Background: The temporal sequence of clinical events is crucial in outcomes research, yet standard machine learning (ML) approaches often overlook this aspect in electronic health records (EHRs), limiting predictive accuracy.
Methods: We introduce Temporal Learning with Dynamic Range (TLDR), a time-sensitive ML framework, to identify risk factors for post-acute sequelae of SARS-CoV-2 infection (PASC). Using longitudinal EHR data from over 85,000 patients in the Precision PASC Research Cohort (P2RC) from a large integrated academic medical center, we compare TLDR against a conventional atemporal ML model.

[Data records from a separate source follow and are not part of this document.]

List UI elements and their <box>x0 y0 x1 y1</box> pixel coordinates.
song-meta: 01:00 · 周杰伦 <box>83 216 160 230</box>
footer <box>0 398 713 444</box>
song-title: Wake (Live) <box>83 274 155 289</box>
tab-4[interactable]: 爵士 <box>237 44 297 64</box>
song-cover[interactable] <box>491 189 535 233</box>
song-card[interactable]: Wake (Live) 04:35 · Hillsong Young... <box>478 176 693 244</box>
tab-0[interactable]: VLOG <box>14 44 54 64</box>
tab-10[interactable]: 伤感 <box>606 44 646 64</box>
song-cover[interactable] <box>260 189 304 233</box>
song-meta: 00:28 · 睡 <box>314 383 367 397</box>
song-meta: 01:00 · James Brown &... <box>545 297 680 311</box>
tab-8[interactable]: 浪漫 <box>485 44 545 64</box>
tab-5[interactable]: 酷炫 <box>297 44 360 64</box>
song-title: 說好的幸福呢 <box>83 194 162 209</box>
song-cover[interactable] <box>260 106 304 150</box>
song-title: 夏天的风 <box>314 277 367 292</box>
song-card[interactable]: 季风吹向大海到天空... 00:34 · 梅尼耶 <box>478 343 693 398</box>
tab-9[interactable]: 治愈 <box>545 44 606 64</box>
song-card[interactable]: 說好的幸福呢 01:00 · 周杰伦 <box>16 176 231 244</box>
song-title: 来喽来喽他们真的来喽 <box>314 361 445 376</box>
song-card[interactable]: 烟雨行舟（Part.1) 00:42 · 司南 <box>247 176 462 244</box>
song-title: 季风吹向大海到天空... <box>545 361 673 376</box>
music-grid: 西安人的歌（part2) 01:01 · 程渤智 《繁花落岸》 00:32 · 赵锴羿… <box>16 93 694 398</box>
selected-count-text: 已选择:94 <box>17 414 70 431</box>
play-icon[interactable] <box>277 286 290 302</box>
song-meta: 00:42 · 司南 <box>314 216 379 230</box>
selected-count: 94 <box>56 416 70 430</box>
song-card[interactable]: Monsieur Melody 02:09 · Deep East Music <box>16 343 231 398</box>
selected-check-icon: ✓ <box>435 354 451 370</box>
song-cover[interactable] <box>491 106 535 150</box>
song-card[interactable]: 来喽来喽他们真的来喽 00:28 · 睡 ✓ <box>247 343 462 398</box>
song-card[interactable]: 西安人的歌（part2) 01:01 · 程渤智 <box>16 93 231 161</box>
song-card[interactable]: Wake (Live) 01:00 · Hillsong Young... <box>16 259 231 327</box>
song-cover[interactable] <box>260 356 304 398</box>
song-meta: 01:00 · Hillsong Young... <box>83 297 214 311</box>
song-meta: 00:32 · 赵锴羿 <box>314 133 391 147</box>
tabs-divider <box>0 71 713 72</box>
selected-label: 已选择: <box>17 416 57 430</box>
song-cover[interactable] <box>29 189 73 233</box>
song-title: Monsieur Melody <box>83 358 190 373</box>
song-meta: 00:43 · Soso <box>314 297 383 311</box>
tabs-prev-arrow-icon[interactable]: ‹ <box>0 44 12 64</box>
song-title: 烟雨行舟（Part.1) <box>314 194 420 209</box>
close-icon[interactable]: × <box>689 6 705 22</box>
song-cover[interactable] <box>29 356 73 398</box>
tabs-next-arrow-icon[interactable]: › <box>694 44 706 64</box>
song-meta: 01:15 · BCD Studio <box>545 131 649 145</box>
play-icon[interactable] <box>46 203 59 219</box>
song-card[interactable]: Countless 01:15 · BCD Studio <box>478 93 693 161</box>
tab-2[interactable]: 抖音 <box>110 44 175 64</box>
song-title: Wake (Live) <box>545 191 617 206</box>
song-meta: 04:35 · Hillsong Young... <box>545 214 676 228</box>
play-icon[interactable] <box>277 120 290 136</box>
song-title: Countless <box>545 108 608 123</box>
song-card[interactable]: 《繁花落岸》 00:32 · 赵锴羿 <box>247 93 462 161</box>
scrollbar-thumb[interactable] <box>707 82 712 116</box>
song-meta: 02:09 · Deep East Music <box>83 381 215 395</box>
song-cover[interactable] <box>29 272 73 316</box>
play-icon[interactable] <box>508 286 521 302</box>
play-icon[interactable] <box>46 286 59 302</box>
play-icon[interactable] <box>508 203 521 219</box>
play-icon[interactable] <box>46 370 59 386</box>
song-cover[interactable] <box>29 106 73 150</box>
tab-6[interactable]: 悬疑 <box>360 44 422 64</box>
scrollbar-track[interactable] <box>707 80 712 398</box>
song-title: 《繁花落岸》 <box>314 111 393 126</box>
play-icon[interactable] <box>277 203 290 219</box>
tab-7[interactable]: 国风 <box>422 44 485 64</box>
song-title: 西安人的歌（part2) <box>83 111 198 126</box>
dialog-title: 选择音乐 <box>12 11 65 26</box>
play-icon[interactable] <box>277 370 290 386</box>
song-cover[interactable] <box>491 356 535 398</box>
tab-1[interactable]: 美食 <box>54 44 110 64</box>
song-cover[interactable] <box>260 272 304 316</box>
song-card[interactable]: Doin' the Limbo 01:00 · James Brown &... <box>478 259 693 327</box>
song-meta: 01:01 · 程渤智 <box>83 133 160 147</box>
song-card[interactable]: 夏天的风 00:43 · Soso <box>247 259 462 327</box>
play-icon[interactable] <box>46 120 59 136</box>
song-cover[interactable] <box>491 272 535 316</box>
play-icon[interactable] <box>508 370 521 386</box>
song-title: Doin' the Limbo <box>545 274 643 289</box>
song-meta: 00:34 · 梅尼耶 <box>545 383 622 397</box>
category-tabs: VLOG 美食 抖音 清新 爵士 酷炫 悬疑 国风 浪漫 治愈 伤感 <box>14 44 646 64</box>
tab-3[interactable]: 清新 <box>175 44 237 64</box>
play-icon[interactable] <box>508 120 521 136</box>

Results: TLDR demonstrated superior predictive performance, achieving a mean AUROC of 0.791 compared to 0.668 for the benchmark, marking an 18.4% improvement. Additionally, TLDR's mean PRAUC of 0.590 significantly outperformed the benchmark's 0.421, a 40.14% increase. The framework exhibited improved generalizability with a lower mean overfitting index (-0.028), highlighting its robustness. Beyond predictive gains, TLDR's use of time-stamped features enhanced interpretability, offering a more precise characterization of individual patient records.
Discussion: TLDR effectively captures exposure-outcome associations and offers flexibility in time-stamping strategies to suit diverse clinical research needs.
Conclusion: TLDR provides a simple yet effective approach for integrating dynamic temporal windows into predictive modeling. It is available within the MLHO R package to support further exploration of recurrent treatment and exposure patterns in various clinical settings.